DaVita, which estimates it has just 27 percent of the Chicago market for dialysis treatments, also has tried to expand here by building new centers, but its plans often have been stymied. Just Wednesday, the Illinois Health Facilities and Services Review Board voted 4-4 to block a joint venture between DaVita and Mount Sinai Hospital to create a 16-station clinic in Lawndale on Chicago's West Side. Five votes are needed for passage, but board Chairman Dale Galassie was absent.
A DaVita spokesman said the company was “extremely disappointed” by the vote because the neighborhood needs the facility, and DaVita plans to re-file the application immediately.
DaVita has grown to 1,800 clinics around the country primarily through acquisitions, said Ben Andrew, a research analyst for Chicago-based William Blair & Co. LLC. Establishing a new clinic requires costly studies to show state regulators that a need exists. Then, when the clinic opens, it often loses money until it establishes a network of nephrologists who refer their patients.
“By using capital to buy a ready-made clinic, you avoid all of that,” Mr. Andrew said.
DaVita's rival, the U.S. subsidiary of Fresenius Medical Care AG, dominates the Chicago area with 50 percent of the local market, according to an estimate DaVita submitted earlier this year to the facilities board, which regulates new medical projects to prevent duplicating services.
The board also must approve the Resurrection deal, which is expected to close no later than April, according to an application DaVita filed with the state.
Hospitals often are eager to sell their dialysis operations to concentrate on acute care services that come with higher profit margins, said Matt Weight, a senior research analyst with Minneapolis-based investment firm Feltl & Co.

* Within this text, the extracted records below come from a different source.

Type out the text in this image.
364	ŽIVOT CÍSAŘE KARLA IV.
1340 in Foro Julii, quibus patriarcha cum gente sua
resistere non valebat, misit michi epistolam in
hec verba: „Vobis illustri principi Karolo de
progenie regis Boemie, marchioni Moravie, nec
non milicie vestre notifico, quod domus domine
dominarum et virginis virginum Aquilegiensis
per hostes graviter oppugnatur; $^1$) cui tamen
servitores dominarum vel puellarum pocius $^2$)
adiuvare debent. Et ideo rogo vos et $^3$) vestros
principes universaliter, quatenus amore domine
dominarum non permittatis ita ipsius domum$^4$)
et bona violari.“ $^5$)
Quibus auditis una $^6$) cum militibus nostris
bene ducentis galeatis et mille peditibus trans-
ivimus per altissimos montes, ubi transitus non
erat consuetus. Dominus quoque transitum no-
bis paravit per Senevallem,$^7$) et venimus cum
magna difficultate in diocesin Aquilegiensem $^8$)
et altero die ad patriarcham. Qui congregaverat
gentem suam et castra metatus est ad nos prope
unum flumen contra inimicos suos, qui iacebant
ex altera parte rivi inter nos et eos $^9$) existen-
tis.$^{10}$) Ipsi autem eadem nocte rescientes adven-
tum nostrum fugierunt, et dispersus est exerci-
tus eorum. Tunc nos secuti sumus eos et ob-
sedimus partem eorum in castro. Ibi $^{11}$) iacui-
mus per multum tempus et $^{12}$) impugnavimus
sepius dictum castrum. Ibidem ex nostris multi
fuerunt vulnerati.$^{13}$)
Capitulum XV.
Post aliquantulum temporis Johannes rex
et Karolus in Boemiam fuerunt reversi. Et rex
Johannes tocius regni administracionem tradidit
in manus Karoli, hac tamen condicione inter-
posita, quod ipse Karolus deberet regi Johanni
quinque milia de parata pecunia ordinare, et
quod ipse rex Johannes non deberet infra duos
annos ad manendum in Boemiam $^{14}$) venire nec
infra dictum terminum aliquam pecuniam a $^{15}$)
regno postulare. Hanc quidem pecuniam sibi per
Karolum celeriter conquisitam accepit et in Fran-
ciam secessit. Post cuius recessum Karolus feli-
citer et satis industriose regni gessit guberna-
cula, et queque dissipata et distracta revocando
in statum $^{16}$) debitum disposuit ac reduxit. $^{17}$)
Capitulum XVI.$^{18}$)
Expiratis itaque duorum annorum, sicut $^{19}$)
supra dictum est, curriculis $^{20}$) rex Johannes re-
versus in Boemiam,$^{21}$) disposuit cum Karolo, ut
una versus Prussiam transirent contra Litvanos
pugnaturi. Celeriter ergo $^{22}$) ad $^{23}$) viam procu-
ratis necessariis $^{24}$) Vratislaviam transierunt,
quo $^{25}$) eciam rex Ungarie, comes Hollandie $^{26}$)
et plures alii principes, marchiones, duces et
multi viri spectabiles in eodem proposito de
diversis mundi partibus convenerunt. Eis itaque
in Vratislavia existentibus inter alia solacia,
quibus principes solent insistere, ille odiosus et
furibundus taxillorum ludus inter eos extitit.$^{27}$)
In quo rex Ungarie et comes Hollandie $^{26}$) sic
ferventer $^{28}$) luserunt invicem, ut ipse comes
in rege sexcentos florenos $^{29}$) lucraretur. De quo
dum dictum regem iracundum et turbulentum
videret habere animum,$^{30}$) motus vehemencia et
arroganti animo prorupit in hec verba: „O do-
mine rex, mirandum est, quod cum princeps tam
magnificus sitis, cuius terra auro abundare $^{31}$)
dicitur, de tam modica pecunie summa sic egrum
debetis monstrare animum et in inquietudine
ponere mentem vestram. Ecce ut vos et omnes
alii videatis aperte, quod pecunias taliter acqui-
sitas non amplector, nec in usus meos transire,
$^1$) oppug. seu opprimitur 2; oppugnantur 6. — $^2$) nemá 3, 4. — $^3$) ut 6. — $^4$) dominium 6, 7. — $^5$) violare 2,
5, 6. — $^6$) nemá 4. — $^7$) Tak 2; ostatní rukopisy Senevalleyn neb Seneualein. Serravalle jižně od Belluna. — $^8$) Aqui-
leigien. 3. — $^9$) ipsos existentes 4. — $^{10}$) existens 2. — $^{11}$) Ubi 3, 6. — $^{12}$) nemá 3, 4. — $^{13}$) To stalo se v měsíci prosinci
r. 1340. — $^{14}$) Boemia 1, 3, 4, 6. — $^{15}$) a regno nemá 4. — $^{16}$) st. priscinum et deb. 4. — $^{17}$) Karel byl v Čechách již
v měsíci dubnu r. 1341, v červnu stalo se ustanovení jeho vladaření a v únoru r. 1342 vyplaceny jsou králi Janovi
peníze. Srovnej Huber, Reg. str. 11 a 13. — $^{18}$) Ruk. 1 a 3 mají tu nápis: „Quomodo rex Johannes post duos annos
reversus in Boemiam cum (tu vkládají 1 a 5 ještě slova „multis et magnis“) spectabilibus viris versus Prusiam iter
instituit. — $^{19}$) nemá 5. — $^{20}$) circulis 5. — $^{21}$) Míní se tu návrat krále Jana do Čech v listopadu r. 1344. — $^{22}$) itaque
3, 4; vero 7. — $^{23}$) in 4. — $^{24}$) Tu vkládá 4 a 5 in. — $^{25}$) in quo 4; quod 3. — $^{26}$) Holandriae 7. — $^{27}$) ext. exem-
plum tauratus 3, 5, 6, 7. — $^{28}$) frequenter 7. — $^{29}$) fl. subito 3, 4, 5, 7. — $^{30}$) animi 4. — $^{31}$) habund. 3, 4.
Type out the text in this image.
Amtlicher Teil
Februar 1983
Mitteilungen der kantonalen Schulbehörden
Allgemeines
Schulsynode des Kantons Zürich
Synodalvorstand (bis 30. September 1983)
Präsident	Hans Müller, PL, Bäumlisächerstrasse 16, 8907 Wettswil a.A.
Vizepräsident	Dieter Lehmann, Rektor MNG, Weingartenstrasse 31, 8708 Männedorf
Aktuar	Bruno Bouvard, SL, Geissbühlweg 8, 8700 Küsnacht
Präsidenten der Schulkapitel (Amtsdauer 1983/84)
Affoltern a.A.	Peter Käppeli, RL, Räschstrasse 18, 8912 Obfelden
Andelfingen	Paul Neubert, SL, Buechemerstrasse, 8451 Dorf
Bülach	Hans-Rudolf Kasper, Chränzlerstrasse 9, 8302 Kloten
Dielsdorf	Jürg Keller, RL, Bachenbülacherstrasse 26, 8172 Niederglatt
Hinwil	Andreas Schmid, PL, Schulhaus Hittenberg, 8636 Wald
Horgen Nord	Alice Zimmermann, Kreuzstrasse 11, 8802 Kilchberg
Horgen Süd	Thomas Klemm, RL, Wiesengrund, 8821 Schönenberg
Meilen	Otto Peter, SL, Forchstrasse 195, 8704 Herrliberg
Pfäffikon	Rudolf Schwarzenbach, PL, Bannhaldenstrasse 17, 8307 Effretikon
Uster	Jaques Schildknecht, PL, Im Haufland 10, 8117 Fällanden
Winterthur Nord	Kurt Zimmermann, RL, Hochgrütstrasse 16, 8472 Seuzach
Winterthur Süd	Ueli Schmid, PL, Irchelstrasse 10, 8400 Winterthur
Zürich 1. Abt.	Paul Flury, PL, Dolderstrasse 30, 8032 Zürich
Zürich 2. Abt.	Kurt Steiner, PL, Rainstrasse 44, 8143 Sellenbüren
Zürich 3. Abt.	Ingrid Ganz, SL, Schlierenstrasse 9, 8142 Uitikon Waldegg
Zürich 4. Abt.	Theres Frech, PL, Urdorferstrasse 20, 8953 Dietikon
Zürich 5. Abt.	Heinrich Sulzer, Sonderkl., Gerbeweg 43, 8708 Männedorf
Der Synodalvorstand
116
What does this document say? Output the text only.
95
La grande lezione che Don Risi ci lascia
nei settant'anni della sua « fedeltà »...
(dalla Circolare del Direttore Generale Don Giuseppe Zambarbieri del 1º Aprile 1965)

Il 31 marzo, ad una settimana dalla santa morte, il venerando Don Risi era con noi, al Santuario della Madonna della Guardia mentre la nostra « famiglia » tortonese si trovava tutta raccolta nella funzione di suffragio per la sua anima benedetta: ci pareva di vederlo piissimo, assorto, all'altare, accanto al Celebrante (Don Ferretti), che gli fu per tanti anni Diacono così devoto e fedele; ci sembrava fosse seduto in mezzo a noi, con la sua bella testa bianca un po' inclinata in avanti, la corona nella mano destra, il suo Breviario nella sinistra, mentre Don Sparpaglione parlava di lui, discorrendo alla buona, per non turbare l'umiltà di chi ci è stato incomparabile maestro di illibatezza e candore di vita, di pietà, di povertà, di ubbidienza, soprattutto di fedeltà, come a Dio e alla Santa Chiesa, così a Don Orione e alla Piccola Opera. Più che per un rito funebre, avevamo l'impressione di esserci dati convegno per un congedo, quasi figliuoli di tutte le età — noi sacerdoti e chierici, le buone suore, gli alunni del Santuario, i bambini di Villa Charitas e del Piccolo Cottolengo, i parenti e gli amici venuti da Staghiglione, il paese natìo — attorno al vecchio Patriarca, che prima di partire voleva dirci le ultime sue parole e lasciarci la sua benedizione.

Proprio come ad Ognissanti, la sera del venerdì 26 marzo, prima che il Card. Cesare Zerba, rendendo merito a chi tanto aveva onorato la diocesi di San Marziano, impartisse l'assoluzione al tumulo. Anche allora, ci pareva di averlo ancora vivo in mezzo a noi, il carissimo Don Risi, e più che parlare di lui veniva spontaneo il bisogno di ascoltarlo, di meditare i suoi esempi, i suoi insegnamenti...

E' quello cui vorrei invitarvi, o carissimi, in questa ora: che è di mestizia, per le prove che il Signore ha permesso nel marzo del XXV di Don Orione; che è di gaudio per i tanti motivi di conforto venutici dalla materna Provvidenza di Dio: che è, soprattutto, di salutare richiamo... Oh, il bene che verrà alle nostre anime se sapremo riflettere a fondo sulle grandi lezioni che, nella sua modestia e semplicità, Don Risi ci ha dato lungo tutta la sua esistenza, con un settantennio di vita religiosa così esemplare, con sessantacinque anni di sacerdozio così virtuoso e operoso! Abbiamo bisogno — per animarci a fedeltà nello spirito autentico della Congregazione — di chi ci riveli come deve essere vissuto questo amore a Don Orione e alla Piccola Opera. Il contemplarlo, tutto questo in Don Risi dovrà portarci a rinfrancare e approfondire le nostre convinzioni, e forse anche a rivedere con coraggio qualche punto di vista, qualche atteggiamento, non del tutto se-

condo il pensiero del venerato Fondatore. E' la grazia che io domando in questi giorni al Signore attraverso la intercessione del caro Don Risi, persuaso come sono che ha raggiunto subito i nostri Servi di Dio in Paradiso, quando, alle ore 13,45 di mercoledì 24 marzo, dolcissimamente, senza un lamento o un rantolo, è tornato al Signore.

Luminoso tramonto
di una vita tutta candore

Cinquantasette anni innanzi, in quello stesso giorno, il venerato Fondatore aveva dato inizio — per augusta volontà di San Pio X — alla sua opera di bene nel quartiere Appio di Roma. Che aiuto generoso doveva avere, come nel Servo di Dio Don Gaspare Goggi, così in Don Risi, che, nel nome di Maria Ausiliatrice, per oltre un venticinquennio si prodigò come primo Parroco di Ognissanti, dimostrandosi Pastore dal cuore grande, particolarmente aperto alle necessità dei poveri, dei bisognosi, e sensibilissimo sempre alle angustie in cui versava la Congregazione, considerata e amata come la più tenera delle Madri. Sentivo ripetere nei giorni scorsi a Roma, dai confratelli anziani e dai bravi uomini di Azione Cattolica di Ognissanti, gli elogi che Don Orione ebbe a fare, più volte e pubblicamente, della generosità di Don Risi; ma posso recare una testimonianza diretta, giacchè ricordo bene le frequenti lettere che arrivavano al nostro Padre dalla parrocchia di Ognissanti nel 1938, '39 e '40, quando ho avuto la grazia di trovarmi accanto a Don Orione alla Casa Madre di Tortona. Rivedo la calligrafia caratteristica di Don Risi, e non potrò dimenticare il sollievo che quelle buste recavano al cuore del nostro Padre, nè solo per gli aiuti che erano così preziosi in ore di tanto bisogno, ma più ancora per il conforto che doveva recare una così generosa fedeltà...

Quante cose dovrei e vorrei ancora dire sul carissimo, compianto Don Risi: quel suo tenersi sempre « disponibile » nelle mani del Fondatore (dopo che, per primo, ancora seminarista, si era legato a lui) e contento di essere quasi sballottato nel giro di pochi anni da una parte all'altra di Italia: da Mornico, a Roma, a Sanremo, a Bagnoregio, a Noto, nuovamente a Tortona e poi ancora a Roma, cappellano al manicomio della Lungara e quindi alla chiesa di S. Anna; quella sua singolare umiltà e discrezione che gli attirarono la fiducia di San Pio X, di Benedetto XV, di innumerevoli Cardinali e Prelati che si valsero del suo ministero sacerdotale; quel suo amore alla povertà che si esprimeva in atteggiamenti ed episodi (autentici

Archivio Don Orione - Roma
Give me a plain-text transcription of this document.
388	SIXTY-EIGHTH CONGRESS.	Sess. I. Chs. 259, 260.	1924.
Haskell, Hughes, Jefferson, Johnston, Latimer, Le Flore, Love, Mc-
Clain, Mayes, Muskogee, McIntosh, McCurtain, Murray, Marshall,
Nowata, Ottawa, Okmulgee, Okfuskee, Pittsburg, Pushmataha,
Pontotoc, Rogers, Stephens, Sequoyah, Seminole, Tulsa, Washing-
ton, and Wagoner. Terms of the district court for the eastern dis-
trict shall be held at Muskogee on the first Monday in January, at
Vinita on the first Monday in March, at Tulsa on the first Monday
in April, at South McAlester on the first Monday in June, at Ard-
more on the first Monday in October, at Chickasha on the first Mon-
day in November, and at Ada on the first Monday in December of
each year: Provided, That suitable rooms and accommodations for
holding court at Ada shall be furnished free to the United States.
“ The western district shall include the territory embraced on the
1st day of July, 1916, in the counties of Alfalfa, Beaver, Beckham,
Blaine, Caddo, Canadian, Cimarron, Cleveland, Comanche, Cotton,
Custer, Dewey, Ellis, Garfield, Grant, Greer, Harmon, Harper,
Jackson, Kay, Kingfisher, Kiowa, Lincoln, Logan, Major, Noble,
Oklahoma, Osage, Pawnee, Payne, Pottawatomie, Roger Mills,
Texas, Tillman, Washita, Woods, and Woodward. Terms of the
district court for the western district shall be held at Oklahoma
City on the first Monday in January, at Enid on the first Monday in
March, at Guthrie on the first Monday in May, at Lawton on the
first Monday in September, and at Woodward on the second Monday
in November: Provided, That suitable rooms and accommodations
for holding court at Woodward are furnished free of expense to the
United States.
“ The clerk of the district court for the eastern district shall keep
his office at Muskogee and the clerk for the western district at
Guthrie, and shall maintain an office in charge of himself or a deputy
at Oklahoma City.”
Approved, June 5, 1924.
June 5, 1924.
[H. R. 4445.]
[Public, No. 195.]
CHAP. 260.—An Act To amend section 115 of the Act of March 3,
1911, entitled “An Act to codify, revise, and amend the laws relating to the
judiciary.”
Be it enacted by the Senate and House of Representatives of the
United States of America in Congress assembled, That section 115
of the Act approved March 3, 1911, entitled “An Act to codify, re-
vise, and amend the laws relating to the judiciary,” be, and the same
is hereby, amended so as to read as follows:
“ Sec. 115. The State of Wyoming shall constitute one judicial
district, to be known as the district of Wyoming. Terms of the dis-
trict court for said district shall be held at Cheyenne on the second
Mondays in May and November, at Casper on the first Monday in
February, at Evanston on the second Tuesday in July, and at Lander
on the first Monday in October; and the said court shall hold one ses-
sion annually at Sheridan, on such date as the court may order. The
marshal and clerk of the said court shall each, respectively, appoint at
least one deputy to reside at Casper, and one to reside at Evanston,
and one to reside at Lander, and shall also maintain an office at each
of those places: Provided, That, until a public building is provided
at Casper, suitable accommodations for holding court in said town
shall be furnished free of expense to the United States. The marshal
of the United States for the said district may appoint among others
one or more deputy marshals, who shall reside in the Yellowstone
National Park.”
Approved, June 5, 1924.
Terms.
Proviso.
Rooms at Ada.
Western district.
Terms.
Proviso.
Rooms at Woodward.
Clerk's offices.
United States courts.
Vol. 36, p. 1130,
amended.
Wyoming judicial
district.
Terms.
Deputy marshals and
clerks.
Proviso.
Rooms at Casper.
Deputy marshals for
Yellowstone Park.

A Presence spokesman said in an email that that the health care network wants to sell the facility to “concentrate our limited resources on core hospital services, while ensuring that dialysis services would still be available in the community.”
In other business, the state Health Facilities and Services Review Board voted:
• 6-2 against a $4 million, 12-station dialysis clinic by Fresenius in Plainfield at 24020 Riverwalk Court;
• 8-0 to approve a $846,000 project to expand by four stations Fresenius's existing 13-station clinic at 4943 W. Belmont Ave.;
Fresenius deferred a $3 million, 12-station dialysis clinic in Libertyville at 900 Technology Drive to address concerns the board raised.